Отец Андрей посмотрел на него нехорошим глазом и полез на леса.
— Это где же такое происходит?
— В Пангее.
— Ась?
— Ну Бог-то один, и земля одна…
Он откупорил еще бутылку и разом выпил половину.
— А голова чья? — не выдержал отец Андрей.
— Голова Голощапова. Это Рахиль организовала, жидовочка престарелая, когда начался переворот. Большой переворот произошел, но черножопым дали достойный отпор. Бог помог и Платон спас. Ты не сомневайся — чудо помогло. У нас же все через чудо.
— А рядом с этой Нур кто? — отец Андрей, кажется, уже спрашивал помимо своей воли, вопросы сами выскакивали из него и скакали по полу, как рассыпавшиеся бусины.
— Это Лахманкин, он советником был у Лота, а потом писателем, расстреляли его. Заподозрили, что он придумал голову Голощапову сечь. Но Лахманкин ни сном, ни духом — это я тебе говорю. Канун большого бунта, — прохрипел Сапрыкин, повалился на бок и захрапел.

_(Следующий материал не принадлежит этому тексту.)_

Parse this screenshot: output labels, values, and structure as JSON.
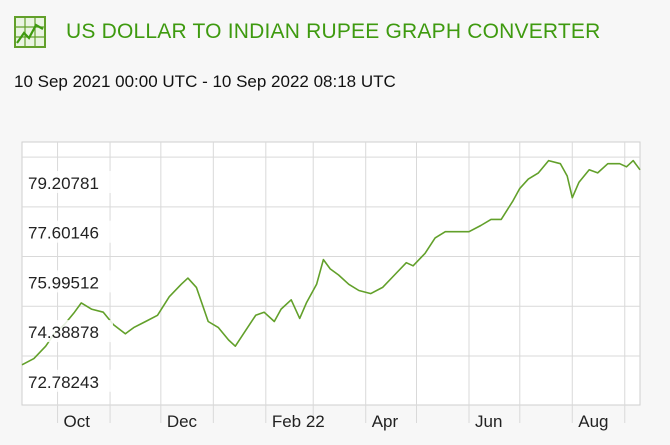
{
  "header": {
    "icon": "line-chart-icon",
    "title": "US DOLLAR TO INDIAN RUPEE GRAPH CONVERTER"
  },
  "subtitle": "10 Sep 2021 00:00 UTC - 10 Sep 2022 08:18 UTC",
  "colors": {
    "line": "#62a02a",
    "title": "#3e9a0f",
    "grid": "#d9d9d9",
    "background": "#ffffff"
  },
  "chart_data": {
    "type": "line",
    "title": "US DOLLAR TO INDIAN RUPEE GRAPH CONVERTER",
    "xlabel": "",
    "ylabel": "",
    "ylim": [
      72.0,
      80.5
    ],
    "grid": true,
    "y_ticks": [
      "79.20781",
      "77.60146",
      "75.99512",
      "74.38878",
      "72.78243"
    ],
    "y_tick_values": [
      79.20781,
      77.60146,
      75.99512,
      74.38878,
      72.78243
    ],
    "x_ticks": [
      "Oct",
      "Dec",
      "Feb 22",
      "Apr",
      "Jun",
      "Aug"
    ],
    "x_tick_dates": [
      "2021-10-01",
      "2021-12-01",
      "2022-02-01",
      "2022-04-01",
      "2022-06-01",
      "2022-08-01"
    ],
    "x_range": [
      "2021-09-10",
      "2022-09-10"
    ],
    "series": [
      {
        "values": [
          [
            "2021-09-10",
            73.3
          ],
          [
            "2021-09-17",
            73.5
          ],
          [
            "2021-09-24",
            73.9
          ],
          [
            "2021-09-29",
            74.3
          ],
          [
            "2021-10-05",
            74.6
          ],
          [
            "2021-10-11",
            75.0
          ],
          [
            "2021-10-15",
            75.3
          ],
          [
            "2021-10-21",
            75.1
          ],
          [
            "2021-10-28",
            75.0
          ],
          [
            "2021-11-03",
            74.6
          ],
          [
            "2021-11-10",
            74.3
          ],
          [
            "2021-11-15",
            74.5
          ],
          [
            "2021-11-22",
            74.7
          ],
          [
            "2021-11-29",
            74.9
          ],
          [
            "2021-12-06",
            75.5
          ],
          [
            "2021-12-13",
            75.9
          ],
          [
            "2021-12-17",
            76.1
          ],
          [
            "2021-12-22",
            75.8
          ],
          [
            "2021-12-29",
            74.7
          ],
          [
            "2022-01-04",
            74.5
          ],
          [
            "2022-01-10",
            74.1
          ],
          [
            "2022-01-14",
            73.9
          ],
          [
            "2022-01-20",
            74.4
          ],
          [
            "2022-01-26",
            74.9
          ],
          [
            "2022-01-31",
            75.0
          ],
          [
            "2022-02-06",
            74.7
          ],
          [
            "2022-02-10",
            75.1
          ],
          [
            "2022-02-16",
            75.4
          ],
          [
            "2022-02-21",
            74.8
          ],
          [
            "2022-02-25",
            75.3
          ],
          [
            "2022-03-03",
            75.9
          ],
          [
            "2022-03-07",
            76.7
          ],
          [
            "2022-03-11",
            76.4
          ],
          [
            "2022-03-16",
            76.2
          ],
          [
            "2022-03-22",
            75.9
          ],
          [
            "2022-03-28",
            75.7
          ],
          [
            "2022-04-04",
            75.6
          ],
          [
            "2022-04-11",
            75.8
          ],
          [
            "2022-04-18",
            76.2
          ],
          [
            "2022-04-25",
            76.6
          ],
          [
            "2022-04-29",
            76.5
          ],
          [
            "2022-05-06",
            76.9
          ],
          [
            "2022-05-12",
            77.4
          ],
          [
            "2022-05-18",
            77.6
          ],
          [
            "2022-05-25",
            77.6
          ],
          [
            "2022-06-01",
            77.6
          ],
          [
            "2022-06-08",
            77.8
          ],
          [
            "2022-06-14",
            78.0
          ],
          [
            "2022-06-20",
            78.0
          ],
          [
            "2022-06-27",
            78.6
          ],
          [
            "2022-07-01",
            79.0
          ],
          [
            "2022-07-06",
            79.3
          ],
          [
            "2022-07-12",
            79.5
          ],
          [
            "2022-07-18",
            79.9
          ],
          [
            "2022-07-25",
            79.8
          ],
          [
            "2022-07-29",
            79.4
          ],
          [
            "2022-08-01",
            78.7
          ],
          [
            "2022-08-05",
            79.2
          ],
          [
            "2022-08-11",
            79.6
          ],
          [
            "2022-08-16",
            79.5
          ],
          [
            "2022-08-22",
            79.8
          ],
          [
            "2022-08-29",
            79.8
          ],
          [
            "2022-09-02",
            79.7
          ],
          [
            "2022-09-06",
            79.9
          ],
          [
            "2022-09-10",
            79.6
          ]
        ]
      }
    ]
  }
}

Отец Андрей хотел было спуститься и приказать немедленно смыть фреску, но желание рассмотреть все повнимательнее опять одержало верх. К тому же, поднявшись, он различил процарапанные гвоздем на влажной еще поверхности имена. Итак, голову на Николиной фреске поднесли не Иродиаде, а Платону. Саломея, судя по надписи, стояла справа в углу, отвернувшись от стоявшего у ее ног на коленях богача — это было видно по его расшитой золотом больничной робе. На пальце у богача Никола изобразил огромный золотой перстень. «Конон» было нацарапано под фигурой стоящего на коленях. Рядом с ними басурманин мел пол самой что ни на есть обычной метлой, но вокруг его головы светился нимб — потому что он был новый мессия, и Сапрыкин не пожалел для него золотой краски. «Юсуф» — гласила надпись. За правой частью стола восседал восточный принц в белом кителе и тянул руку к Юсуфу, а в другой под столом сжимал нож. Рядом с ним восседали блистательные военные в папахах с кинжалами.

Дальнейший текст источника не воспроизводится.